北京オリンピック(五輪)の女子と団体で銅メダルを獲得し、世界選手権では初優勝を遂げた坂本花織(22=シスメックス)がワールド2連覇を目標にした。
今季はショートプログラム(SP)もフリーも新調し、振付師も変更した。SP曲「ロック・ウイズ・ユー/フィードバック」は米国のロヒーン・ワード氏、フリー曲「エラスティック・ハート」はマリーフランス・デュブレイユさん。前者は、世界トップの表現力を誇るジェーソン・ブラウン(米国)らを担当。後者は、ネーサン・チェン(米国)が北京五輪男子フリーで舞った金プログラム「ロケットマン」を手掛けた。ともに中野園子コーチから勧められたという。
SPのイメージは「踊る感じ」で、フリーは「前半がゆっくり。見せていく部分ではSPとフリーは全然違う。フリーは、強く生き延びていくイメージ。イメージチェンジもしつつ、自分の持ち味を出しつつ」と進化を氷上で表す。新たな高難度ジャンプよりも、今は振り付けの習得に時間を集中している状態だ。
それぞれの新先生の印象は。ワード氏は「ホント、軟体動物みたいに動くので」と大笑いしながら「いい意味で。まねしようと思ったら、本当にめちゃくちゃ難しくて。
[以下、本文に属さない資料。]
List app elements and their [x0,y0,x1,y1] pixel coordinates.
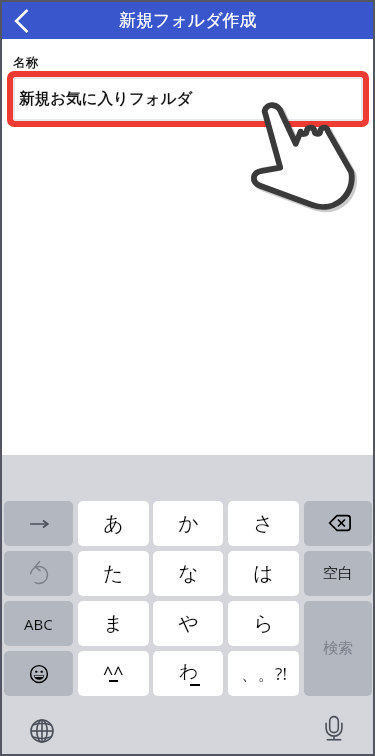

最初、すごく筋肉痛になるぐらい大変でした。でも、これができたら格好いいんだろうなって。ちょっとでもロヒーン先生に近づけるようにしたいな」と思っている。
デュブレイユさんに関しては、この全日本合宿で特別講師として指導を受けた米国の男子アイスダンス選手、ザカリー・ドノヒューとの関係が深かった。
「最初、誰に振り付けしてもらったか言わずに見てもらったら『これ、マリーフランス?』って聞かれて『そう』って答えたら『あーやっぱり』みたいな感じでした。結構、上半身を動かす振り付けがたくさんあるんです。どうしても今はまだ100%で頑張り過ぎて、全て勢いを止めて、全て頑張っちゃう、風な感じです。でも『呼吸を動きに合わせてやったらジャンプも最後まで続くし、振りもメリハリが続いて良くなるよ』と教えてもらったので練習していきたい」
新プロを携える今季の目標は明確だ。さいたまスーパーアリーナでの世界選手権。同じ会場で行われた19年大会はSP2位もフリー5位の総合5位だった。